The company increased earnings before interest, tax, depreciation and amortisation (EBITDA) to £903m up 3 per cent on the first half of 2012.
Investments have been made of £560m in EDF’s existing nuclear and coal stations, new generation capacity, gas storage and customer supply business.
It also clarified that it had “paid £200 million in corporation tax, investment in our employees’ pension schemes and other similar commitments”, following unproven claims of tax avoidance earlier this month levelled at the company earlier this month in the House of Commons by Tory MP Charlie Elphicke.
The company said that sales were higher due to an increase in wholesale prices and the higher volumes of gas supplied by it’s B2C business due to the cold winter. They said that this “was partly offset by lower output from our nuclear fleet than in the first half of 2012 and that it was “expected due to planned maintenance in the first six months of this year”.

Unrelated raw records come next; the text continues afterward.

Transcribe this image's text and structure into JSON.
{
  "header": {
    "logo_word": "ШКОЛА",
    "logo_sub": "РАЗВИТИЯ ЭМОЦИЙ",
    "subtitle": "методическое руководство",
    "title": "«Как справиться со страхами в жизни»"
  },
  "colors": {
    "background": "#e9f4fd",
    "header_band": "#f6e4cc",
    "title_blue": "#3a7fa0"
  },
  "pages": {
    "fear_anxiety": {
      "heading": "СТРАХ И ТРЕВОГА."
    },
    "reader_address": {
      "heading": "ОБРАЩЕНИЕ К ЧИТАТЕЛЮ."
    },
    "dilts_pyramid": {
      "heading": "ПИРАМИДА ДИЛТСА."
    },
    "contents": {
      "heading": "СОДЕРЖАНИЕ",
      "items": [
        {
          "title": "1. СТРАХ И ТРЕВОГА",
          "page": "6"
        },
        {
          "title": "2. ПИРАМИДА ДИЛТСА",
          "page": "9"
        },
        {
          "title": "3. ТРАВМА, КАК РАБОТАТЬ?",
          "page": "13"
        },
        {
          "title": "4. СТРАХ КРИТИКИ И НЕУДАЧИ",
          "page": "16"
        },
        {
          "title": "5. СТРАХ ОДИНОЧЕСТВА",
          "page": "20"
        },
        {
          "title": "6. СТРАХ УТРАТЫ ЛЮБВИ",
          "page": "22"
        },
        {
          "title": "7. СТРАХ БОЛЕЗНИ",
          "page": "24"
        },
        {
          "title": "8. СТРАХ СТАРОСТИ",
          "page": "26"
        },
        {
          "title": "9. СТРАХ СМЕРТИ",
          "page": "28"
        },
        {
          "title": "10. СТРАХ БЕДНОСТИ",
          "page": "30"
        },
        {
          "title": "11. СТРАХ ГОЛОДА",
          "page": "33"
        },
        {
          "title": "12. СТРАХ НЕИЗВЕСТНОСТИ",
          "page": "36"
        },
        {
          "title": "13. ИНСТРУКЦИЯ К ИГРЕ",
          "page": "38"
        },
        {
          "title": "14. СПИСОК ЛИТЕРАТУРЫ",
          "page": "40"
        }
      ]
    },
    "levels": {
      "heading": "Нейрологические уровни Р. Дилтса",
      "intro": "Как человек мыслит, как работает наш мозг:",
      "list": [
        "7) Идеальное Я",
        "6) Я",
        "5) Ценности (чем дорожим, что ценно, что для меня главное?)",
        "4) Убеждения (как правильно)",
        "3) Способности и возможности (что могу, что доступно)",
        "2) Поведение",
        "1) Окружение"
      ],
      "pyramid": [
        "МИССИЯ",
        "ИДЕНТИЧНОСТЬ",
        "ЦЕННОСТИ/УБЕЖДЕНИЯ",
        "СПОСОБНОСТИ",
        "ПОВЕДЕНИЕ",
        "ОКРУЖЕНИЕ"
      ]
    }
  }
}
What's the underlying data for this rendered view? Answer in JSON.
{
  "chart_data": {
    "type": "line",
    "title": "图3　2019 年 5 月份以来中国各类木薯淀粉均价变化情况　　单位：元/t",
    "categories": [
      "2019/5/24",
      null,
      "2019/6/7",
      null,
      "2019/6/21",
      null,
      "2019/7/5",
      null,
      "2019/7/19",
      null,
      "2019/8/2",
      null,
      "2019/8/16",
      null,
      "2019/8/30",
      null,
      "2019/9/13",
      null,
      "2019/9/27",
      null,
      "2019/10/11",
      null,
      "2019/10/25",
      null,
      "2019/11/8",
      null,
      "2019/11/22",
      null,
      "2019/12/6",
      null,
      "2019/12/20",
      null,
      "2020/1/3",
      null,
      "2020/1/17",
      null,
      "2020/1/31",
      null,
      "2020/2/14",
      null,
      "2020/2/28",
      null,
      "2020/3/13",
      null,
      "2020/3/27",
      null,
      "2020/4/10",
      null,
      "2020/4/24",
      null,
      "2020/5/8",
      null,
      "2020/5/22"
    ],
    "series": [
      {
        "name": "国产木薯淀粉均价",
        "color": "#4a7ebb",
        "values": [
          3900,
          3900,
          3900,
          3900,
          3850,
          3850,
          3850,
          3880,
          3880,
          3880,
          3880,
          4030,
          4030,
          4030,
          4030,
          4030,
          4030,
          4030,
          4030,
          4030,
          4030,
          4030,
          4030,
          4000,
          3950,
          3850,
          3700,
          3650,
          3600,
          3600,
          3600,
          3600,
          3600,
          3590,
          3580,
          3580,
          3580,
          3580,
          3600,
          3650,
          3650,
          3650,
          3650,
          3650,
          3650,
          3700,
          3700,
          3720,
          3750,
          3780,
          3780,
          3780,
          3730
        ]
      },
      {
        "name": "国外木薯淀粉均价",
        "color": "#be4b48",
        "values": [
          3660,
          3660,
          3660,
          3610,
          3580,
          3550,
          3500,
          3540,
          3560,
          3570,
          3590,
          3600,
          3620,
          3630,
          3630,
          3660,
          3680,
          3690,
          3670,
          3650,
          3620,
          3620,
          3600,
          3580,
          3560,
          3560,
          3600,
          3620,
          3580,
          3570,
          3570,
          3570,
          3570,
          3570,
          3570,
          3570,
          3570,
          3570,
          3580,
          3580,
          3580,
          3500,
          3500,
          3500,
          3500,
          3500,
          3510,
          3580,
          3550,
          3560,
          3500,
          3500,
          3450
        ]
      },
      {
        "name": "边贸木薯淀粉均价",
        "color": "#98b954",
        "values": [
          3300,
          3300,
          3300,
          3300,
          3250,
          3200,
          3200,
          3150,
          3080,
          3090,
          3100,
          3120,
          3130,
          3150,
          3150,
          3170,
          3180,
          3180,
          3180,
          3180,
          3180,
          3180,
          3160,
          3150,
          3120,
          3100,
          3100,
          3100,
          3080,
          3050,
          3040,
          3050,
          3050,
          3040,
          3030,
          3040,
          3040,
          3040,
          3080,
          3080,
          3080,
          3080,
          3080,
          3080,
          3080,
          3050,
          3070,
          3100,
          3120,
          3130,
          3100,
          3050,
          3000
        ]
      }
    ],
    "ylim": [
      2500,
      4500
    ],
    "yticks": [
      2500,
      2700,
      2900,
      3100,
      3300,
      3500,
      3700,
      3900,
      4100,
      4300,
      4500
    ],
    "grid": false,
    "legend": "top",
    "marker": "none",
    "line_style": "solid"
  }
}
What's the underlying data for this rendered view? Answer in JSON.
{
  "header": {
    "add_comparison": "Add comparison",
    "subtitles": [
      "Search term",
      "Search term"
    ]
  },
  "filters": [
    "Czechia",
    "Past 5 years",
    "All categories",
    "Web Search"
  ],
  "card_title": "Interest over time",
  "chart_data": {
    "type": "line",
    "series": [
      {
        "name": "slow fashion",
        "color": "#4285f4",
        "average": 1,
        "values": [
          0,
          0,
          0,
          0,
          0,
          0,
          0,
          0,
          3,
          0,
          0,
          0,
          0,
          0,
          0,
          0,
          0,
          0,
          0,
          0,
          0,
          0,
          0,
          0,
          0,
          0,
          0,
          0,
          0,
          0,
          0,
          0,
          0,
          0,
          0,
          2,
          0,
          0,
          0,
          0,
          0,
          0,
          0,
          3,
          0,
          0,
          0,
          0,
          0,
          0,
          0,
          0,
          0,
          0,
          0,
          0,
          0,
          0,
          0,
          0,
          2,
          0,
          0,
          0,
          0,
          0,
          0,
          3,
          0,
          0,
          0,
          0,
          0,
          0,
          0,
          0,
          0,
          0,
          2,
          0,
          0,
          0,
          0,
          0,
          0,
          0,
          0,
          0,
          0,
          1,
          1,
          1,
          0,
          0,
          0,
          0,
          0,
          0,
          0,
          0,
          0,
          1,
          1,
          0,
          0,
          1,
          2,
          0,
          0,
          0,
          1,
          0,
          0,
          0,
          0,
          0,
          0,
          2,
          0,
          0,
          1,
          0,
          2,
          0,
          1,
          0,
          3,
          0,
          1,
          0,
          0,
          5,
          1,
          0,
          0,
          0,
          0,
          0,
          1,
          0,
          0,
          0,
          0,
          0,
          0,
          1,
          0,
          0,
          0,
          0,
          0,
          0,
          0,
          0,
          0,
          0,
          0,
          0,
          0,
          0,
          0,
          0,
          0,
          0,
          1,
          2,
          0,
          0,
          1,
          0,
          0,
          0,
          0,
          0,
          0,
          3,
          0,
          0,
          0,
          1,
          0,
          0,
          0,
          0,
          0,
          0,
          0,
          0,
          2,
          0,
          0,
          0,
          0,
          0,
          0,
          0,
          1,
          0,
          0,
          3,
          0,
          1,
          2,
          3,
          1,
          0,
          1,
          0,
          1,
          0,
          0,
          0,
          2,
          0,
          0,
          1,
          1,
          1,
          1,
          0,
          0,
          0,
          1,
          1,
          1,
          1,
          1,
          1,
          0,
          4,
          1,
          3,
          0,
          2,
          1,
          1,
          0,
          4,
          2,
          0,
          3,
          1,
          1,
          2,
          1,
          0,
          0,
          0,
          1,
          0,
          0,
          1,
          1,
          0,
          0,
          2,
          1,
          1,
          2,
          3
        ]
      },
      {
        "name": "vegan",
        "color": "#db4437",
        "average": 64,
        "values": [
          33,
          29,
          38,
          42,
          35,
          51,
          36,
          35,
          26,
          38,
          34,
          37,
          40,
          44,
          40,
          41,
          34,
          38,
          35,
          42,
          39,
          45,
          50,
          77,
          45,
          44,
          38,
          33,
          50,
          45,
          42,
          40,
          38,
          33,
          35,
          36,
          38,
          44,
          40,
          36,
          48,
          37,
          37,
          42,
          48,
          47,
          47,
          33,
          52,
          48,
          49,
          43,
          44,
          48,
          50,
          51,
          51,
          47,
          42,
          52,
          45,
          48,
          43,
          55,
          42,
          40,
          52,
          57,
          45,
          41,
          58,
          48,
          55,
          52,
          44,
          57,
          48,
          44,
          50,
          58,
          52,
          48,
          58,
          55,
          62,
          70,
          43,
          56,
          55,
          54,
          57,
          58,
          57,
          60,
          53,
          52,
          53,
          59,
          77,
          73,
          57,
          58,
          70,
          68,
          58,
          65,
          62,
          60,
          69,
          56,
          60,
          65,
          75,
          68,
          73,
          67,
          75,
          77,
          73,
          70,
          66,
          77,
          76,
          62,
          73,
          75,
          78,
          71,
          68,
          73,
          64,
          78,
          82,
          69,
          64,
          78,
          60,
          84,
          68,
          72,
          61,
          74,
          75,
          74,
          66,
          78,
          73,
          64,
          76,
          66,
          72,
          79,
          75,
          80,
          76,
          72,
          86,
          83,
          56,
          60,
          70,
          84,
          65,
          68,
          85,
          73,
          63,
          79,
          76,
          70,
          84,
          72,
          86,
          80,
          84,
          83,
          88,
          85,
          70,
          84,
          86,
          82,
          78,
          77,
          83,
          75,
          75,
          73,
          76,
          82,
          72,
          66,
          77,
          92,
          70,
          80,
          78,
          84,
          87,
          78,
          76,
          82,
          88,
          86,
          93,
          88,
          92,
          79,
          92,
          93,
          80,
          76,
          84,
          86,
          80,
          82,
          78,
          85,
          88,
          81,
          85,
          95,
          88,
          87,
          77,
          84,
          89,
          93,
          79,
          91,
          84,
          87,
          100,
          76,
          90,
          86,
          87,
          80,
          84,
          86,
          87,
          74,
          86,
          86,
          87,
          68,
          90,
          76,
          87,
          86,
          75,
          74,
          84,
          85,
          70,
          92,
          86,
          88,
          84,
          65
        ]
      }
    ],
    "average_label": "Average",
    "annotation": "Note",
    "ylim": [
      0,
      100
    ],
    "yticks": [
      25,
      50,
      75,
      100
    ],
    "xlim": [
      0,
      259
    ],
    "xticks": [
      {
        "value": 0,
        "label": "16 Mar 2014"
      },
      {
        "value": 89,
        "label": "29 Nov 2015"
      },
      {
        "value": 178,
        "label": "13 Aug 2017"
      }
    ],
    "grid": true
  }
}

EDF Energy issued a statement which said “Since the beginning of the year, we have invested £560m back in our business, which will help keep the lights on in future with reliable, secure and low carbon energy. We have also succeeded in restraining our operational costs. We have continued to deliver on our commitment to fair prices by offering the lowest standard variable prices of the main suppliers for 26 out of 28 weeks this year.”
Negotiations are still underway with the government to agree on a strike price for Hinkley Point C proposed nuclear plant. The chancellor George Osborne recently showed his backing for the project in a letter to EDF Energy’s parent company EDF Group to express his support.
Owner’s of the UK arm of the energy suppliers EDF Group announced that it had increased it’s profit before tax to 9.7 billion euros (£8.4 billion) up 6.9%, smashing analyst expectations of between flat profit growth of 3%.
In the USA, EDF Group has also agreed with it’s partner Exelon on an exit strategy from their joint venture CENG, which currently operates five nuclear plants in the States with a total capacity of 3.9 GW.